🤖 AI Summary
Event cameras’ dense event representations are highly susceptible to accumulation noise, leading to elevated false-negative rates and limiting real-time robotic perception. To address this, we propose an end-to-end wavelet-Transformer hybrid detection framework: (1) we integrate a learnable wavelet transform into the backbone network for structured, adaptive denoising of event streams; (2) we design a Dynamic Reorganization Convolutional Block (DRCB) to enhance inference efficiency of the hybrid encoder; and (3) we combine the DETR decoding paradigm with TensorRT FP16 quantization for efficient deployment. Our method achieves state-of-the-art performance across three major benchmarks—DSEC, Gen1, and 1Mpx—while attaining real-time inference at 35 FPS on the NVIDIA Jetson Orin NX platform. It significantly improves both noise robustness and deployment efficiency without compromising detection accuracy.
📝 Abstract
Previous studies on event camera sensing have demonstrated certain detection performance using dense event representations. However, the accumulated noise in such dense representations has received insufficient attention, which degrades the representation quality and increases the likelihood of missed detections.

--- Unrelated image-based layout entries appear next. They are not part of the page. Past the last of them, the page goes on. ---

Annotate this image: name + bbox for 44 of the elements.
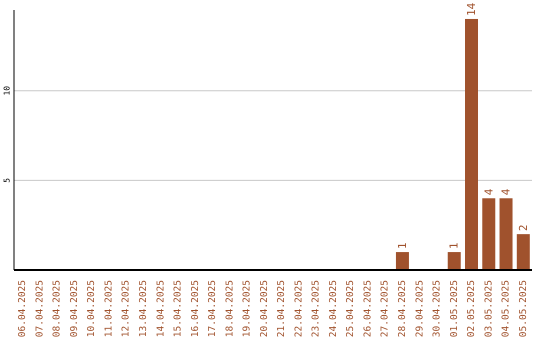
x-tick-label: 01.05.2025 <box>448 280 460 338</box>
x-tick-label: 14.04.2025 <box>155 280 166 338</box>
x-tick-label: 12.04.2025 <box>120 280 132 338</box>
x-tick-label: 26.04.2025 <box>362 280 374 338</box>
data-label: 4 <box>500 188 513 196</box>
bar <box>482 198 496 270</box>
data-label: 2 <box>516 224 530 232</box>
data-label: 14 <box>465 2 478 16</box>
x-tick-label: 30.04.2025 <box>432 280 443 338</box>
data-label: 1 <box>448 242 461 250</box>
x-tick-label: 25.04.2025 <box>345 280 356 338</box>
x-tick-label: 16.04.2025 <box>190 280 201 338</box>
x-tick-label: 06.04.2025 <box>17 280 28 338</box>
x-tick-label: 24.04.2025 <box>328 280 339 338</box>
bar <box>516 234 530 270</box>
data-label: 1 <box>396 242 409 250</box>
x-tick-label: 04.05.2025 <box>500 280 512 338</box>
x-tick-label: 21.04.2025 <box>276 280 288 338</box>
bar <box>448 252 461 270</box>
data-label: 4 <box>482 188 496 196</box>
y-tick-label: 10 <box>2 86 12 96</box>
x-tick-label: 15.04.2025 <box>172 280 184 338</box>
x-tick-label: 02.05.2025 <box>466 280 478 338</box>
x-tick-label: 10.04.2025 <box>86 280 98 338</box>
bar <box>396 252 409 270</box>
x-tick-label: 05.05.2025 <box>518 280 529 338</box>
x-tick-label: 17.04.2025 <box>207 280 218 338</box>
bar <box>465 18 478 270</box>
x-tick-label: 29.04.2025 <box>414 280 426 338</box>
x-tick-label: 09.04.2025 <box>68 280 80 338</box>
x-tick-label: 18.04.2025 <box>224 280 236 338</box>
x-tick-label: 07.04.2025 <box>34 280 46 338</box>
x-tick-label: 27.04.2025 <box>380 280 391 338</box>
x-tick-label: 28.04.2025 <box>397 280 408 338</box>
x-tick-label: 22.04.2025 <box>293 280 304 338</box>
x-tick-label: 23.04.2025 <box>310 280 322 338</box>
bar <box>500 198 513 270</box>
x-tick-label: 11.04.2025 <box>103 280 114 338</box>
x-tick-label: 13.04.2025 <box>138 280 149 338</box>
x-tick-label: 20.04.2025 <box>258 280 270 338</box>
x-tick-label: 19.04.2025 <box>242 280 253 338</box>
x-tick-label: 03.05.2025 <box>483 280 494 338</box>
y-tick-label: 5 <box>2 178 12 183</box>
x-tick-label: 08.04.2025 <box>52 280 63 338</box>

To address this challenge, we propose the Wavelet Denoising-enhanced DEtection TRansformer, i.e., WD-DETR network, for event cameras. In particular, a dense event representation is presented first, which enables real-time reconstruction of events as tensors. Then, a wavelet transform method is designed to filter noise in the event representations. Such a method is integrated into the backbone for feature extraction. The extracted features are subsequently fed into a transformer-based network for object prediction. To further reduce inference time, we incorporate the Dynamic Reorganization Convolution Block (DRCB) as a fusion module within the hybrid encoder. The proposed method has been evaluated on three event-based object detection datasets, i.e., DSEC, Gen1, and 1Mpx. The results demonstrate that WD-DETR outperforms tested state-of-the-art methods. Additionally, we implement our approach on a common onboard computer for robots, the NVIDIA Jetson Orin NX, achieving a high frame rate of approximately 35 FPS using TensorRT FP16, which is exceptionally well-suited for real-time perception of onboard robotic systems.